Found: Genetic link to common migraine

29^th August 2010 - An international team of researchers say they have found the first ever genetic risk factor associated with common types of migraine.

The team found that patients with a particular DNA variant have a significantly greater risk of developing migraine. They suggest that the variant causes an accumulation of a chemical known as glutamate in the brain’s nerve cell junctions which may play an important role in triggering migraine attacks.

Gene variants

In the past, investigations have found genetic mutations giving rise to rare and extreme forms of migraine. However, this is understood to be the first time that variants have been found that are associated with the most common type of migraine.

The findings are being hailed as a significant breakthrough in helping to solve the world’s most common neurological condition and one that, in the UK affects one in four women and one in 12 men.

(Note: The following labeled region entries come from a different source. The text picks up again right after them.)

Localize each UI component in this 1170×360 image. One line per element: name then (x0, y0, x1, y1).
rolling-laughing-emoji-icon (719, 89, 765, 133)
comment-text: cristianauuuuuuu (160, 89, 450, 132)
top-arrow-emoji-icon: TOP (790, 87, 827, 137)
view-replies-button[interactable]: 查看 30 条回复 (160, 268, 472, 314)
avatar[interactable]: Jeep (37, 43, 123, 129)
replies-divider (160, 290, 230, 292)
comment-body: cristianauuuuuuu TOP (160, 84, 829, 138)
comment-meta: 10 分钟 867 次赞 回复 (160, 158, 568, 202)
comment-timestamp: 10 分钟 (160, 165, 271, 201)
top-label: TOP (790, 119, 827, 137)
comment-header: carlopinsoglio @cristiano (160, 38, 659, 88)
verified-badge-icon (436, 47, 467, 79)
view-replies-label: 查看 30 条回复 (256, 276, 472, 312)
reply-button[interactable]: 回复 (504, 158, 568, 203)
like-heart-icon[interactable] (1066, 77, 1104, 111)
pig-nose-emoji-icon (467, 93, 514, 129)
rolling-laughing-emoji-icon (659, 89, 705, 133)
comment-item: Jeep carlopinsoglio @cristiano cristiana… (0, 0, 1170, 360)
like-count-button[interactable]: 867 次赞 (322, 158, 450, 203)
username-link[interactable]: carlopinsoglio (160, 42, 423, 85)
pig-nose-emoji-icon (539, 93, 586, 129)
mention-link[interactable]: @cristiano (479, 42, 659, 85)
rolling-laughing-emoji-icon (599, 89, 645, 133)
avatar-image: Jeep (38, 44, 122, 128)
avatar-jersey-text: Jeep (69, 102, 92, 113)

The team behind the discovery say they hope their research will open the door for new treatments. One migraine charity in the UK has described the findings as a “breakthrough”.

The research

The research, which was led by the Wellcome Trust Sanger Institute based in Cambridge, involved studying the genetic data of more than 50,000 people. They compared the genomes of more than 3,000 people from Finland, Germany and The Netherlands with migraine with the genomes of more than 10,000 non-migraineurs in order to highlight genetic differences that might increase the likelihood of developing migraine.

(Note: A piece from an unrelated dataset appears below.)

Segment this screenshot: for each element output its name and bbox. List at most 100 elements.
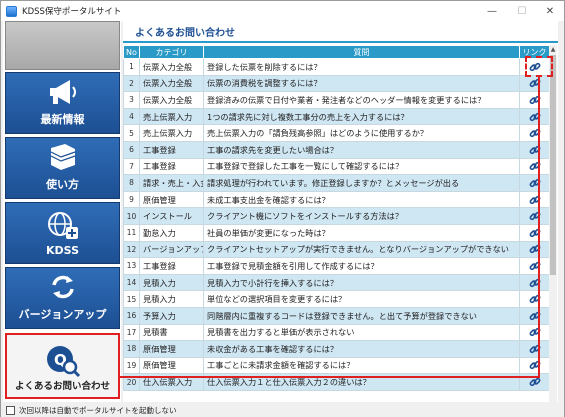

In order to confirm the link, they compared the genomes of a second group of more than 3,000 patients with more than 40,000 apparently healthy people.

Dr Aarno Palotie, chair of the Institute’s International Headache Genetics Consortium, said in a statement:  “This is the first time we have been able to peer into the genomes of many thousands of people and find genetic clues to understand common migraine.”

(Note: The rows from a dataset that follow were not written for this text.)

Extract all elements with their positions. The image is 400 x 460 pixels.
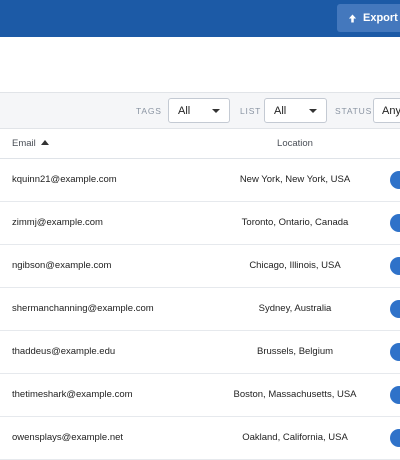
location-cell: Toronto, Ontario, Canada (241, 217, 349, 228)
export-upload-icon (348, 13, 357, 23)
table-row[interactable]: shermanchanning@example.com Sydney, Aust… (0, 288, 400, 331)
row-action-icon[interactable] (390, 300, 400, 318)
location-column-header[interactable]: Location (207, 138, 383, 149)
list-filter-label: LIST (240, 106, 262, 116)
export-button-label: Export (363, 12, 398, 24)
table-row[interactable]: kquinn21@example.com New York, New York,… (0, 159, 400, 202)
chevron-down-icon (309, 109, 317, 113)
table-row[interactable]: thetimeshark@example.com Boston, Massach… (0, 374, 400, 417)
tags-filter-select[interactable]: All (168, 98, 230, 123)
list-filter-value: All (274, 104, 287, 117)
status-filter-value: Any (382, 104, 400, 117)
list-filter-select[interactable]: All (264, 98, 327, 123)
location-cell: Boston, Massachusetts, USA (233, 389, 357, 400)
top-bar: Export (0, 0, 400, 37)
row-action-icon[interactable] (390, 214, 400, 232)
tags-filter-label: TAGS (136, 106, 162, 116)
row-action-icon[interactable] (390, 386, 400, 404)
location-cell: Chicago, Illinois, USA (249, 260, 341, 271)
row-action-icon[interactable] (390, 343, 400, 361)
status-filter-select[interactable]: Any (373, 98, 400, 123)
location-cell: Sydney, Australia (258, 303, 332, 314)
email-cell: owensplays@example.net (12, 432, 124, 443)
filter-bar: TAGS All LIST All STATUS Any (0, 92, 400, 129)
location-cell: Oakland, California, USA (242, 432, 348, 443)
table-header: Email Location (0, 129, 400, 159)
table-row[interactable]: ngibson@example.com Chicago, Illinois, U… (0, 245, 400, 288)
row-action-icon[interactable] (390, 171, 400, 189)
location-cell: New York, New York, USA (239, 174, 351, 185)
status-filter-label: STATUS (335, 106, 373, 116)
email-cell: ngibson@example.com (12, 260, 112, 271)
email-cell: zimmj@example.com (12, 217, 103, 228)
sort-ascending-icon (40, 140, 49, 145)
table-row[interactable]: zimmj@example.com Toronto, Ontario, Cana… (0, 202, 400, 245)
export-button[interactable]: Export (337, 4, 400, 32)
email-column-header[interactable]: Email (12, 138, 49, 149)
tags-filter-value: All (178, 104, 191, 117)
chevron-down-icon (212, 109, 220, 113)
row-action-icon[interactable] (390, 429, 400, 447)
email-cell: shermanchanning@example.com (12, 303, 154, 314)
location-cell: Brussels, Belgium (256, 346, 334, 357)
email-cell: thaddeus@example.edu (12, 346, 116, 357)
email-cell: thetimeshark@example.com (12, 389, 133, 400)
row-action-icon[interactable] (390, 257, 400, 275)
table-row[interactable]: thaddeus@example.edu Brussels, Belgium (0, 331, 400, 374)
email-cell: kquinn21@example.com (12, 174, 117, 185)
email-column-label: Email (12, 138, 36, 149)
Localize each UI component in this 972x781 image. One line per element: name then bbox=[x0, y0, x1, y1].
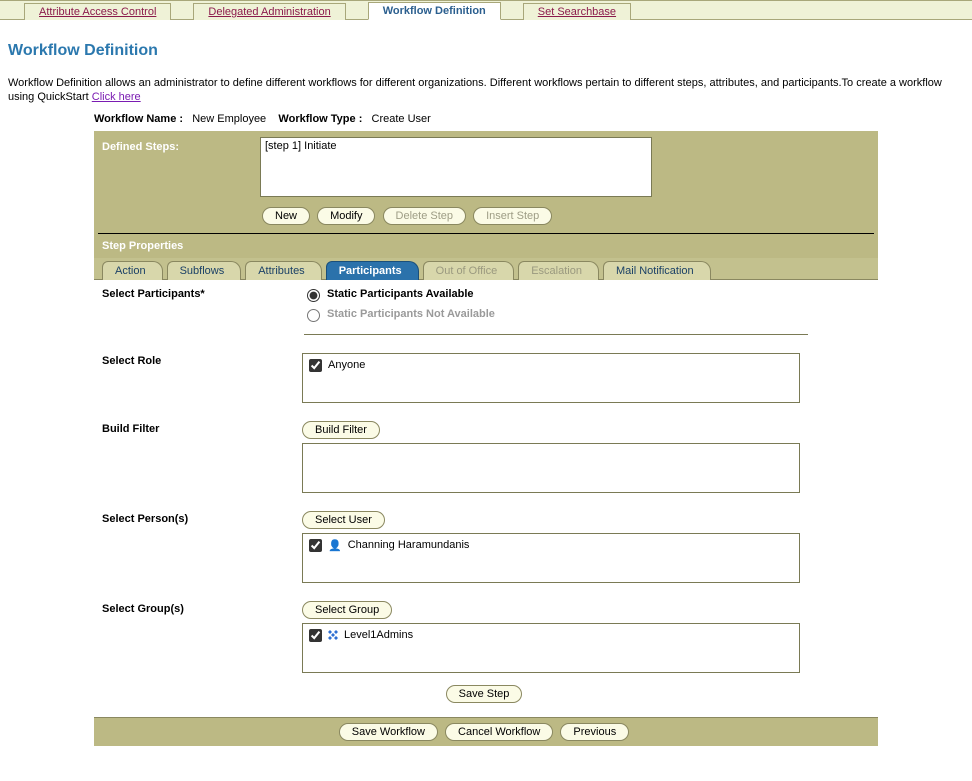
subtab-participants[interactable]: Participants bbox=[326, 261, 419, 280]
previous-button[interactable]: Previous bbox=[560, 723, 629, 741]
defined-steps-list[interactable]: [step 1] Initiate bbox=[260, 137, 652, 197]
save-workflow-button[interactable]: Save Workflow bbox=[339, 723, 438, 741]
step-item[interactable]: [step 1] Initiate bbox=[265, 140, 647, 152]
build-filter-label: Build Filter bbox=[102, 421, 302, 493]
tab-workflow-definition[interactable]: Workflow Definition bbox=[368, 2, 501, 20]
radio-static-not-available-label: Static Participants Not Available bbox=[327, 308, 495, 320]
select-role-label: Select Role bbox=[102, 353, 302, 403]
radio-static-available[interactable] bbox=[307, 289, 320, 302]
subtab-out-of-office: Out of Office bbox=[423, 261, 515, 280]
subtab-mail-notification[interactable]: Mail Notification bbox=[603, 261, 711, 280]
page-title: Workflow Definition bbox=[8, 42, 964, 60]
workflow-meta: Workflow Name : New Employee Workflow Ty… bbox=[8, 105, 964, 131]
subtab-subflows[interactable]: Subflows bbox=[167, 261, 242, 280]
tab-delegated-admin[interactable]: Delegated Administration bbox=[193, 3, 345, 20]
subtab-escalation: Escalation bbox=[518, 261, 599, 280]
build-filter-button[interactable]: Build Filter bbox=[302, 421, 380, 439]
delete-step-button: Delete Step bbox=[383, 207, 466, 225]
role-anyone-checkbox[interactable] bbox=[309, 359, 322, 372]
modify-button[interactable]: Modify bbox=[317, 207, 375, 225]
subtab-action[interactable]: Action bbox=[102, 261, 163, 280]
tab-attribute-access[interactable]: Attribute Access Control bbox=[24, 3, 171, 20]
person-item[interactable]: 👤 Channing Haramundanis bbox=[309, 538, 793, 553]
select-groups-label: Select Group(s) bbox=[102, 601, 302, 673]
select-group-button[interactable]: Select Group bbox=[302, 601, 392, 619]
group-icon bbox=[328, 630, 338, 640]
step-properties-tabs: Action Subflows Attributes Participants … bbox=[94, 258, 878, 280]
person-icon: 👤 bbox=[328, 539, 342, 552]
filter-list[interactable] bbox=[302, 443, 800, 493]
group-item[interactable]: Level1Admins bbox=[309, 628, 793, 643]
top-tab-bar: Attribute Access Control Delegated Admin… bbox=[0, 0, 972, 20]
person-checkbox[interactable] bbox=[309, 539, 322, 552]
tab-set-searchbase[interactable]: Set Searchbase bbox=[523, 3, 631, 20]
select-participants-label: Select Participants* bbox=[102, 286, 302, 326]
subtab-attributes[interactable]: Attributes bbox=[245, 261, 321, 280]
new-button[interactable]: New bbox=[262, 207, 310, 225]
intro-text: Workflow Definition allows an administra… bbox=[8, 76, 964, 105]
select-persons-label: Select Person(s) bbox=[102, 511, 302, 583]
step-properties-header: Step Properties bbox=[94, 234, 878, 258]
insert-step-button: Insert Step bbox=[473, 207, 552, 225]
radio-static-available-label: Static Participants Available bbox=[327, 288, 474, 300]
person-list[interactable]: 👤 Channing Haramundanis bbox=[302, 533, 800, 583]
group-checkbox[interactable] bbox=[309, 629, 322, 642]
quickstart-link[interactable]: Click here bbox=[92, 91, 141, 103]
select-user-button[interactable]: Select User bbox=[302, 511, 385, 529]
group-list[interactable]: Level1Admins bbox=[302, 623, 800, 673]
cancel-workflow-button[interactable]: Cancel Workflow bbox=[445, 723, 553, 741]
save-step-button[interactable]: Save Step bbox=[446, 685, 523, 703]
radio-static-not-available[interactable] bbox=[307, 309, 320, 322]
defined-steps-label: Defined Steps: bbox=[100, 137, 260, 197]
role-list[interactable]: Anyone bbox=[302, 353, 800, 403]
role-item[interactable]: Anyone bbox=[309, 358, 793, 373]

After analysing the data they found that a DNA variation on chromosome 8 appears to be associated with increased susceptibility to common migraine. The effect of the variant alters activity in the EAAT2 gene which produces a protein responsible for clearing glutamate from nerve synapses in the brain.

“Although we knew that the EAAT2 gene has a crucial role to play in neurological processes in human and potentially in the development of migraine, until now, no genetic link has been identified to suggest that glutamate accumulation in the brain could play a role in common migraine,” says co-senior author of the study Professor Christian Kubisch in a statement.

Kubisch adds that, “This research opens the door for new studies to look in depth at the biology of the disease and how this alteration in particular may exert its effect.”

The authors warn that more research is needed and that future studies should involve a wider sample of people.